The day after Shelly’s diagnosis, she visited a pulmonologist who did a chest x-ray that showed fluid around her heart. Shelly was told that she had malignant cells and six blood clots. After a week of hospitalization, she was diagnosed with non-small cell lung cancer and given six months to live.
Shelly received more tests to help identify a course of action, and was happy to discover that she had a genetic mutation that gave her more therapy options. Treatment has been successful and today, Shelly has no evidence of disease—our good friend, NED!! She now devotes her time to being a fierce advocate for lung cancer. She has been to Washington DC several times to advocate for better research funding and awareness for lung cancer, and she has a trip planned to Munich to do more advocacy work.

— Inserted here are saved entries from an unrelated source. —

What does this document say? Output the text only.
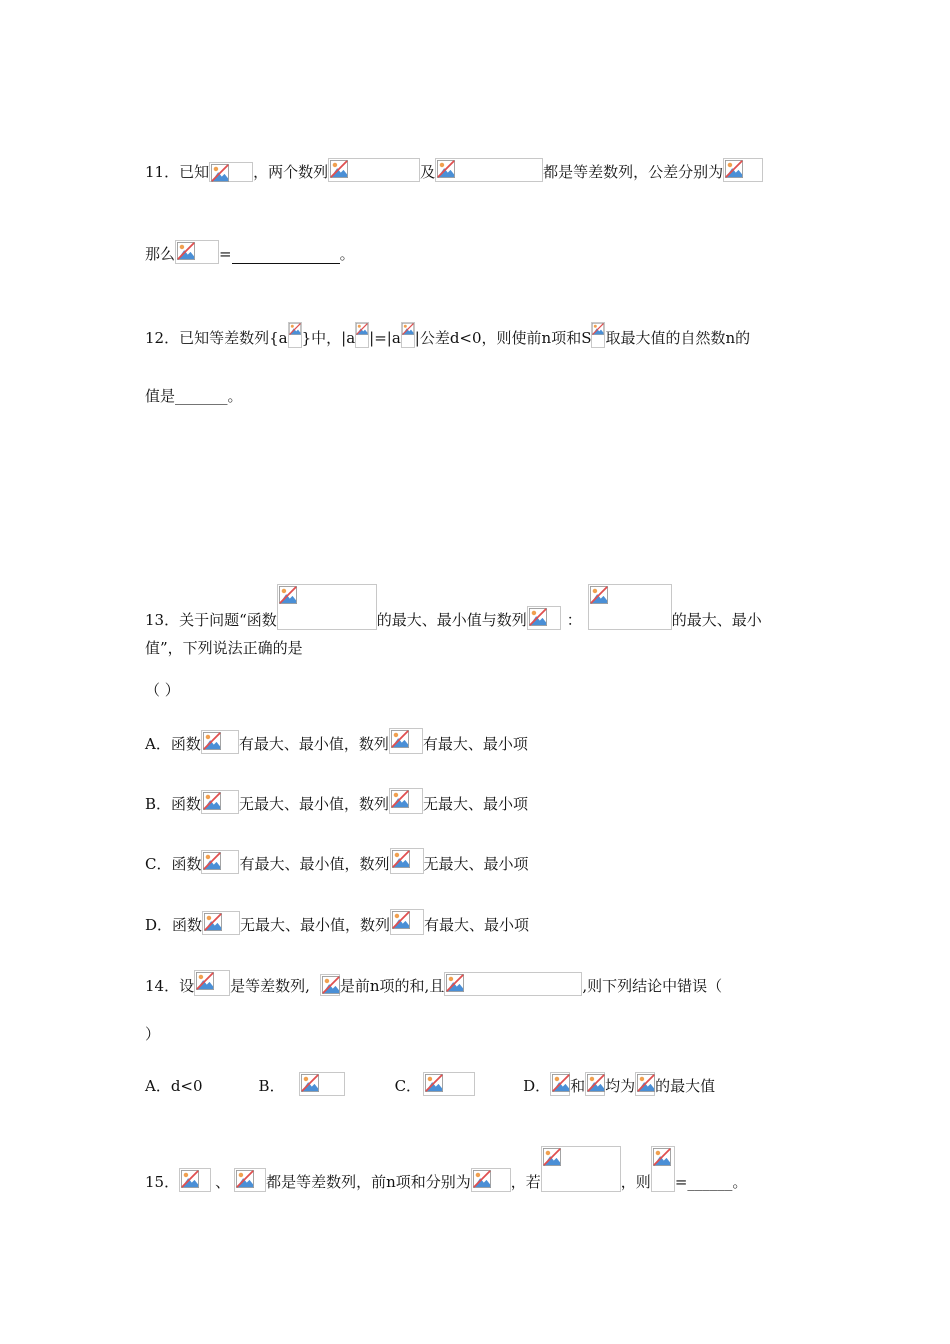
11．已知	，两个数列	及	都是等差数列，公差分别为
那么	=	。
12．已知等差数列{a }中，|a |=|a |公差d<0，则使前n项和S 取最大值的自然数n的
值是_______。
13．关于问题“函数	的最大、最小值与数列	：	的最大、最小
值”，下列说法正确的是
（ ）
A．函数	有最大、最小值，数列 有最大、最小项
B．函数	无最大、最小值，数列 无最大、最小项
C．函数	有最大、最小值，数列 无最大、最小项
D．函数	无最大、最小值，数列 有最大、最小项
14．设 是等差数列, 是前n项的和,且	,则下列结论中错误（
）
A．d<0	B．	C．	D． 和 均为 的最大值
15． 、 都是等差数列，前n项和分别为	，若	，则 =______。
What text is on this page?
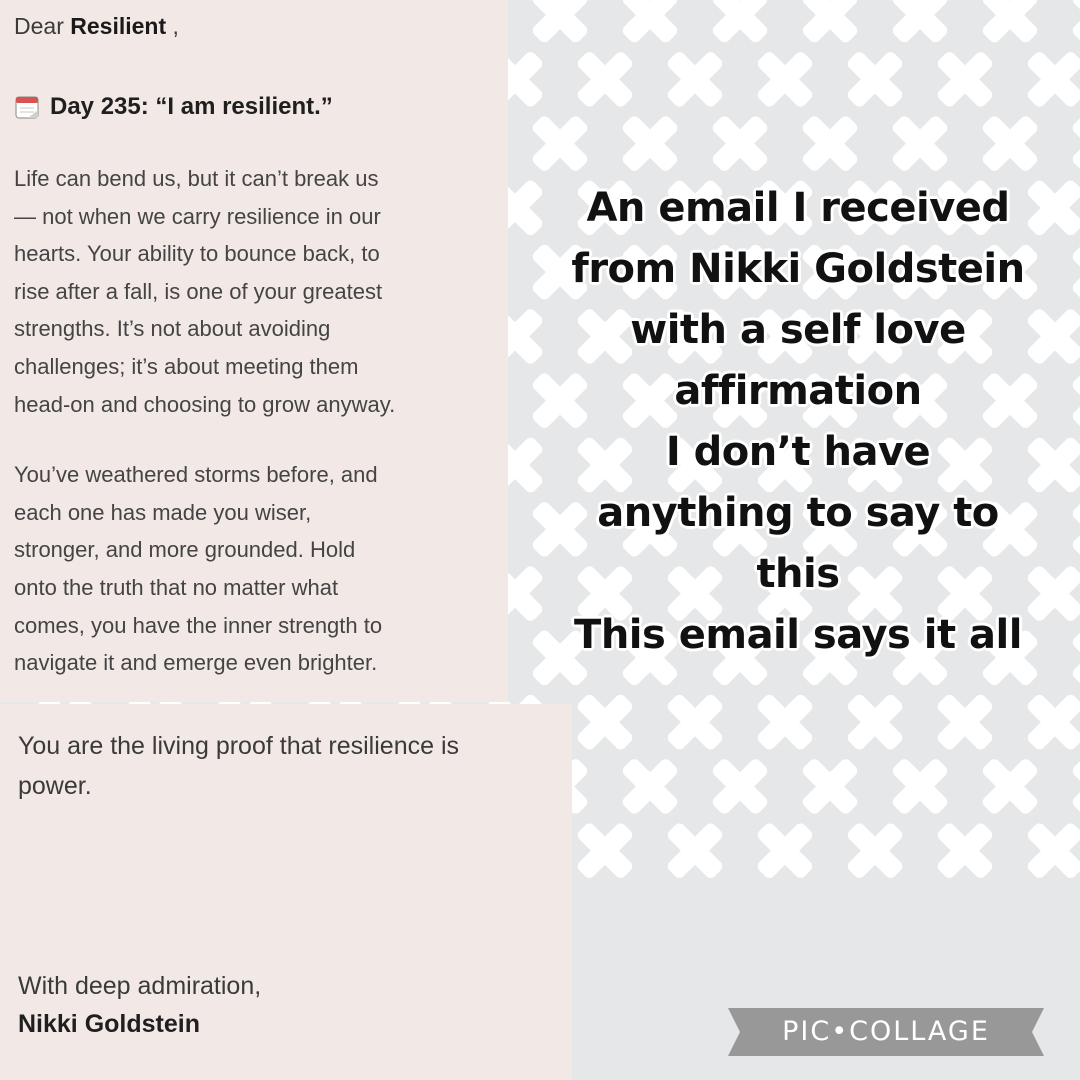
Dear Resilient ,

Day 235: “I am resilient.”

Life can bend us, but it can’t break us
— not when we carry resilience in our
hearts. Your ability to bounce back, to
rise after a fall, is one of your greatest
strengths. It’s not about avoiding
challenges; it’s about meeting them
head-on and choosing to grow anyway.

You’ve weathered storms before, and
each one has made you wiser,
stronger, and more grounded. Hold
onto the truth that no matter what
comes, you have the inner strength to
navigate it and emerge even brighter.

You are the living proof that resilience is
power.

With deep admiration,
Nikki Goldstein
An email I received
from Nikki Goldstein
with a self love
affirmation
I don’t have
anything to say to
this
This email says it all
PIC•COLLAGE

Shelly says that the hardest part of having terminal lung cancer was trying to explain it all to her children.
“Just knowing that it was lung cancer instead of another cancer was difficult,” she said. Shelly recalls praying that it was breast cancer. “I know breast cancer is well-researched and that most people can live with it,” she said.
Shelly wants the world to know that anyone can get lung cancer. She jokes that she was never a marathon runner, but points out that she was never a smoker either and had always gotten regular check-ups. Shelly believes that the key to changing lung cancer is to end the smoking stigma that keeps it misunderstood and underfunded.
“If we can overcome the stigma barrier, lung cancer will no longer be the ugly cousin that you want to forget about. Eradicating the stigma will open a lot of doors in the world of lung cancer.”